Saturday, 14 May 2011

Beginning to Revenge Thriller by Daniel Smallegange

Slowly ooze down the wall. Balance. Re-balance. Ooze. Our heartbeat is slow and following the most eccentric of scores. We can hear it in our head throbbing and we can feel it in our wrists and still we ooze down the wall. Should have hit the floor by now. Where is the floor gone off to? Should have hit… Other sounds, ugly sounds.

Weapons firing, bullets whizzing slow-like through the air, hitting glass, wood, Gus the bartender. Falling begins to quicken, see Gus clutching his throat where he’s hit, blood spurts from his clutching hands, matching our pulse beat. The two other patrons of the bar scramble out as fast as they can in slow motion.


Hitting the floor now, like a wife abuser, meaning hard and mean. Don’t even know who the fuck these assholes are as drink rains down around us, whiskey, some of Gus’s blood too. Whiskey from the bottle smashed against the wall. Bottle that just missed our head by inches. We lick it off our face and snap the fuck out of it, out of our ooze, out of our intoxicated haze, out of the grey and into the red. Pulling the Sig Sauer and rolling as another bottle roars toward our head. Quick not quick enough, hits us hard in the shoulder, but doesn’t break, which is something. The pain is good. Clarity. Gus finally stops holding his neck and slumps over. Poor fucking Gus. More bullets. Asshole Number One has a Gloc and he’s burning through that clip.
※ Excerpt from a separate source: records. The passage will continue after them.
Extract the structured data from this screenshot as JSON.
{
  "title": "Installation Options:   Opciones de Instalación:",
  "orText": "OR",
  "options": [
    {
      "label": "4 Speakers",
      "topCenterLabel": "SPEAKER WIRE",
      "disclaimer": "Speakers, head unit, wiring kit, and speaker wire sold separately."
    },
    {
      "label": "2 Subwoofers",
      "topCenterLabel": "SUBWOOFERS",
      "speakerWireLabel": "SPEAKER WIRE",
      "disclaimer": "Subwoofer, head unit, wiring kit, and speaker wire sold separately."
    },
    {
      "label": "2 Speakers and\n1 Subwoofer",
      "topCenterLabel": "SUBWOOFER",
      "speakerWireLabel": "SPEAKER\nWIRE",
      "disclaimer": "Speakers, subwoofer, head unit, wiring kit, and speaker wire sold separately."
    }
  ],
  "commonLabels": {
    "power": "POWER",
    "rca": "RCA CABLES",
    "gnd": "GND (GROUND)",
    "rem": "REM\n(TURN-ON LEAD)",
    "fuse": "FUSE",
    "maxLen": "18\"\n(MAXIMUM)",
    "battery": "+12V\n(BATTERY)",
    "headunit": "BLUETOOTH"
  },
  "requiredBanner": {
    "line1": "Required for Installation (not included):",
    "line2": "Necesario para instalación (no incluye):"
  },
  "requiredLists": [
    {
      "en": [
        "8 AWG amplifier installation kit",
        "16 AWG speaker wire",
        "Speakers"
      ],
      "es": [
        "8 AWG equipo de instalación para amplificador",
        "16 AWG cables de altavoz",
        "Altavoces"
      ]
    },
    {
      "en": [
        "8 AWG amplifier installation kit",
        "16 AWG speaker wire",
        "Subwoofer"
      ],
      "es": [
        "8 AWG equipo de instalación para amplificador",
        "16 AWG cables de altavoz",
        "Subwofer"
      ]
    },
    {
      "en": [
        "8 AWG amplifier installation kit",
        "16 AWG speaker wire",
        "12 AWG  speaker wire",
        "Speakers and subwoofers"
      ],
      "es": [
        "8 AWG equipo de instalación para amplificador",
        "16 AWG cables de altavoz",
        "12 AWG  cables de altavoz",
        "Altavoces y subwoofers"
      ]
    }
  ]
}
And Asshole Number Two, the fucking jerk bottle thrower’s, finally got wise and pulled out his shotgun. Diving under a table in this seedy, sketchy dive bar as he unloads a barrel annihilating the stag’s head hanging on the wall. Glad Gus ain’t around to see it. He loved that stag’s head. Sliding under the table, on the grease and gunk which has collected over the years, squeezing the trigger four times. First time trying out the Sig. It feels good, solid, nice grip. Firing four times, trying to concentrate to aim, not think of the gunk on the floor we’re sliding through, blowing Asshole Number One’s ankles all fucking over the place. Bones and blood make mist. He goes down screaming all high pitched and horrified and I take a breath and stop, slow aim and put one more hole in his forehead. And he stops screaming too.

Asshole Number Two starts talking, shouting. Doesn’t anyone believe in peace and quiet anymore. He’s swearing and calling on Jesus and someone named Kenny, presumably Asshole Number One. We shout at one another a bit.

'Hey Asshole Number Two! What the fuck?’

‘Fuck you man! Kenny, hey Kenny.’

Maneuvering under and around the knocked over tables and chairs I am a snake. I let him talk and talk. He’s got the shakes and pointing his gun all over the joint. I show him a little bit of me and he pulls the trigger, blowing the shit out of the foozeball table. He needs to re-load and so I crawl and dive and navigate the maze, love now the floor sludge that makes me so silent. Snaking through the jumble. I wait until he’s pointing that barrel the wrong way and stand up.

‘Kenny’s fucking dead you jerk.’

Asshole Number Two spins around, and freezes seeing as I’ve got the Sig on him. He doesn’t do anything too stupid. Yet.

‘Screw you man. Fucking Kenny.’

‘He was screaming like a little girl. It was embarrassing.’

‘So you killed him.’

‘You started it. Now throw down that shotgun, slowly.’

Asshole Two thinks about. He looks from my outstretched Sig down to his own gun, maybe trying to figure how many rounds I’ve got left. Eyes go there and back, back and forth.

‘Who sent you?’

‘You don’t even know?’

‘Lots of people and me we don’t get along, so tell me? Who?’

‘I can’t. You know I can’t.’

‘I know nothing of the kind. The only thing I know is you’re an asshole.’

‘Quit calling me that.’

Asshole Number Two does something stupid. Asshole Number Two get’s two in the temple, spins once and goes down.


Sirens. Always sirens. Never any peace and/or quiet.
Gathering my coat. Grab a couple bottles of the good stuff from behind the bar before I leave. The kind that no one could ever afford. Aged and old and bottles thick with dust. Say goodbye to Gus with a swig. He would have liked that.

Time to leave and find out who the fuck wants me dead… this time.


Anonymous said...

I like it, it's intense. The perspective you wrote from gave me the sense of reading a manuscript. Is it? Suggestion: The sentences are bunched together, which makes it difficult to read. I would add some spacing-other than that, i would not mind reading more.


Daniel Car Crash said...

Thanks. The paragraphs are bunched together due to font issues.But it is written maybe bunchey to be intense??